Identifying missing or conflicting statistics

During access path selection, Db2 identifies statistics values that are missing or conflicting. Db2 externalizes data about the missing or conflicting statistics in certain catalog and EXPLAIN tables.

Before you begin

About this task

Db2 externalizes data about the missing or conflicting statistics to the following tables:
  • The DSN_STAT_FEEDBACK table, when you capture access path information in EXPLAIN tables. Information is captured in this table only when Db2 uses the access path selection process to capture the EXPLAIN information. The access path selection process is not used when you issue an EXPLAIN statement with the STMTCACHE or PACKAGE options.
  • The SYSIBM.SYSSTATFEEDBACK catalog table, at the specified statistics interval.

Each statistics feedback row indicates that a statistic that Db2 uses during access path selection was not available or was in conflict with other statistics. Because the statistics values are not checked, a statistics feedback row does not indicate certainty that collecting the statistic can change or improve the access path.

You can analyze the feedback data and collect the missing or conflicting statistics. Optimization tools can also use the optimization feedback data to recommend the collection of such statistics.
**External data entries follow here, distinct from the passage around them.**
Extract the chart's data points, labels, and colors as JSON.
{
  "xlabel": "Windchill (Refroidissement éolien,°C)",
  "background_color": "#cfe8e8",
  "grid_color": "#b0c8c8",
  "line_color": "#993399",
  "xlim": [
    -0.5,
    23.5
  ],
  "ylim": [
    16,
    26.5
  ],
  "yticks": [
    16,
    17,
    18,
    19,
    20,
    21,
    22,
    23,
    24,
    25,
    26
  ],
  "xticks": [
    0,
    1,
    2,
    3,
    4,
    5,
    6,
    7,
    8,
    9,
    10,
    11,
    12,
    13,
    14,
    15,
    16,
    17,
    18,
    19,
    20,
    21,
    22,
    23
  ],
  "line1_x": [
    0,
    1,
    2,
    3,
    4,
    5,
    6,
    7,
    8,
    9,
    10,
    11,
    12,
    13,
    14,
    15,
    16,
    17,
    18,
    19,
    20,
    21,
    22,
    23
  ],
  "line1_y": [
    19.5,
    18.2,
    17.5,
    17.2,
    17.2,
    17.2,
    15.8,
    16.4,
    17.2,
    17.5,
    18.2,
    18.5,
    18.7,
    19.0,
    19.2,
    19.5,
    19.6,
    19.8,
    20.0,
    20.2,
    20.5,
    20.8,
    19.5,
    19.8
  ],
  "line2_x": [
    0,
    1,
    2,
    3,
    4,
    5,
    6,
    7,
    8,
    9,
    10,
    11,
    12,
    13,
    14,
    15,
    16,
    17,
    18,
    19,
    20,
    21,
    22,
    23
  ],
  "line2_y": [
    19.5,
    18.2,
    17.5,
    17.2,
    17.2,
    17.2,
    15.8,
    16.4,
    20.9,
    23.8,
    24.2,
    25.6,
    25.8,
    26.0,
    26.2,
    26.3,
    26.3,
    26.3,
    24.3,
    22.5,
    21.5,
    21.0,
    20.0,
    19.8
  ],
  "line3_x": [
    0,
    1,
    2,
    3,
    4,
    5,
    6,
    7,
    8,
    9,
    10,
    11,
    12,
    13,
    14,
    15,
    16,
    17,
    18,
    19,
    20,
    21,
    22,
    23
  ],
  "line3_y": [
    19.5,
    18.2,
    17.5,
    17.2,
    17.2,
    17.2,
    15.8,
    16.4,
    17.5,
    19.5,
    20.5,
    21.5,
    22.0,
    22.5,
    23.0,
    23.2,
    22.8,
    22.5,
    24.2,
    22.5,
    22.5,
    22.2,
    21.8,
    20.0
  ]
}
Important: Statistics can become stale and adversely affect query performance. In particular, histogram statistics can become stale quickly on columns with values that always increase or decrease. Query optimization tools might help you to evaluate the benefit of such statistics. Avoid the collection of any statistic as a one-time effort. Instead, add statistics collection to regular RUNSTATS jobs to avoid creating stale statistics that might harm performance. You can also use RUNSTATS profiles to integrate new statistics into your regular RUNSTATS jobs.
Tip: Start of changeThe SYSIBM.SYSSTATFEEDBACK table might contain rows that recommend collection of statistics for DEFINE NO objects, or empty table space partitions. However, statistics cannot be collected for such objects until after data is inserted and the underlying data sets are created. For more information, see Effect of utilities on objects that have the DEFINE NO attribute.End of change

Procedure

To apply statistics feedback:

  1. Use the values of the following columns of either table to identify the context of the statistics feedback:
    • The TBCREATOR and TBNAME column identify the table.
    • For index statistics, the IXCREATOR and IXNAME columns identify the index.
    • For column-level statistics, the COLNAME column contains the name of the column.
    • For multi-column statistics, the NUMCOLUMNS column identifies the number of columns that are involved and the COLGROUPCOLNO column identifies the columns of the column group.
    • The DSN_STAT_FEEDBACK table contains more columns, such as QUERYNO, EXPLAIN_TIME, and others, that you can use to correlate the data to a particular SQL statement.
  2. Optional: Use the REASON column value to understand the reason why each statistic was identified.
    For example:
    • REASON='BASIC' indicates that no statistics were collected for the identified object.
    • REASON='CONFLICT' indicates that related statistics contain conflicting values. Such conflicts usually occur because statistics were collected for related objects at different times. The solution is to adjust the statistics collection process so that related statistics are captured at the same time.
    • REASON='LOWCARD', 'NULLABLE', or 'DEFAULT' indicate that frequency statistics are not available for columns that seem likely to contain skewed data. Examples include columns with low cardinality values, nullable columns, and predicates on values that might be default values for the column.
  3. Use the TYPE column value to determine the type of statistic to collect.
    The following table shows the RUNSTATS or inline statistics utility options to use to collect statistics for each TYPE value.
    Table 1. RUNSTATS options for optimization feedback TYPE values.
    TYPE value Statistics to collect RUNSTATS utility options to use
    'T' Basic table statistics Use the TABLE option:
    RUNSTATS TABLESPACE ...
     	    TABLE(table-name)
    'I' Basic index statistics Use the INDEX option:
    RUNSTATS INDEX
    'C' Cardinality statistics For a single column cardinality, use the COLUMN option:
    RUNSTATS TABLESPACE ...
    	   TABLE(table-name)
    	   COLUMN(column-name)
    For a multi-column cardinality, use the COLGROUP option:
    RUNSTATS TABLESPACE ...
    	   TABLE(table-name)
    	   COLGROUP(column-name1,column-name2)
    'F' Frequency statistics Use the FREQVAL option:
    RUNSTATS.  For example,
    	RUNSTATS TABLESPACE ...
    	   TABLE(table-name)
    	   COLGROUP(column-name) FREQVAL COUNT integer
    'H' Histogram statistics Use the HISTOGRAM option:
    RUNSTATS TABLESPACE ...
    	   TABLE(table-name)
    	   COLGROUP(column-name) HISTOGRAM 

What to do next

Run RUNSTATS, or another utility with inline statistics, to collect the identified statistics.